肝炎
肝炎とは
肝炎ウイルスが原因で起こる肝臓の炎症性疾患のことを肝炎と言います。
90%はウイルスによるもので、残り10 %がアルコールと薬剤(の副作用)と言われています。
肝炎の症状
肝炎には3つのタイプがありますが、どのタイプも症状は大体同じです。よく見られる症状としては、全身がだるい、疲れる(倦怠感)、軽い腹痛がある、吐き気、嘔吐などが一般的です。
- 肝炎の種類
- A型肝炎
- 熱っぽい、体がだるい、食欲不振などの症状が起こり、やがて黄疸(おうだん:皮膚や粘膜が黄色くなる状態)が出てきます。
- B型肝炎
- 1~6ヶ月で発病し、最初は風邪や急性胃腸炎に似た症状が起こり、やがて黄疸(おうだん)が出てきます。大人になってから感染した場合は、大部分が2~3ヶ月で治ります。母親から子供への垂直感染(産道感染)や乳幼児期の水平感染でウイルスが体内に入った場合は、ほとんどの人が成人になるまで発病せず、ウィルス保持者のまま過ごします(これをキャリアと言います)。このうち1~2%の人だけは、発病して慢性肝炎に移行します。 発熱、食欲不振、吐き気、だるさなどに襲われます。
- C型肝炎
- 2週間~6ヶ月間の潜伏期を経て急性肝炎を発病し、慢性肝炎、肝硬変の順に進みます。最初は体のだるさ、発熱、食欲不振など風邪に似た症状で始まることが多いのですが、自覚症状がまったくない場合もあります。
急性肝炎が治っても、ウイルスキャリアとなって慢性肝炎に移行する場合があります。
肝炎の発症原因
- A型肝炎
- 食べ物
- アナルセックス、オーラルセックス
- B型肝炎
- 母子感染、性行為
- 注射、輸血、針治療等、医療行為による感染、麻薬のまわし打ち等
- C型肝炎
- 母子感染、性感染
- 輸血、注射
肝炎の検査方法
- A型肝炎
- 血液検査、糞便検査
- B型肝炎
- 血液検査
- 腹部超音波検査、CT、MRI
- C型肝炎
- 血液検査
- 肝生検(肝臓の一部を取り出して調べます)
肝炎の治療法
- A型肝炎
- 病院での安静、集中治療
- 自然治癒率の高い病気ですが、原則として急性期には入院して安静にするようにすすめられるでしょう。肝機能の改善傾向などが確認できれば、比較的短期に退院できるでしょう。

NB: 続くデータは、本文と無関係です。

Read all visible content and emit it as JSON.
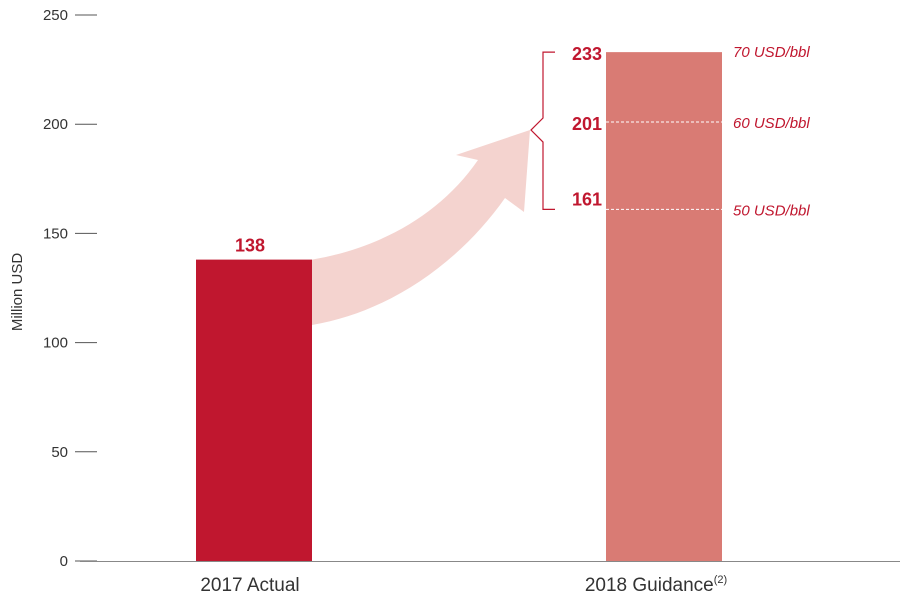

一度A型肝炎ウイルスに感染すると、体内に抗体ができるため、二度と発病することはありません。
- B型肝炎
- 薬物療法
- 抗ウィルス薬インターフェロン、ラミブジン(肝臓のウィルス量を減少させる物)の投与を行います。
- C型肝炎
- 抗炎症療法、抗ウイルス剤の投与
- インターフェロン、リバビリン等の抗炎症療法や、抗ウイルス剤の投与を行います。
肝炎の赤ちゃんへの影響
-
A型肝炎
- 赤ちゃんへの影響(感染)はありません。
- B型肝炎
- 出産時に産道で感染します(産道感染)。
体の中に長い間ウイルスを持つようになり(キャリア)、慢性肝炎や肝硬変、肝がんになることがあります。
- C型肝炎
-
数パーセントの確率で、感染の可能性はあると言われています。非常に確率は低いようです。
感染した場合も、幼児期までに一度肝炎を発症するだけで、持続することはほとんどありません。
肝炎の予防法
- A型肝炎
- 手を洗う
- ワクチンの接種
- B型肝炎
- 血液に直接触れる行為は避ける
- 必ずコンドームを使用する
- 飲酒を控える、規則正しい生活、定期的検査
- ワクチンの接種
- C型肝炎
- 血液に直接触れる行為は避ける
- 必ずコンドームを使用する
肝炎の注意点
風邪と間違えるケースが多々あるため、注意が必要です。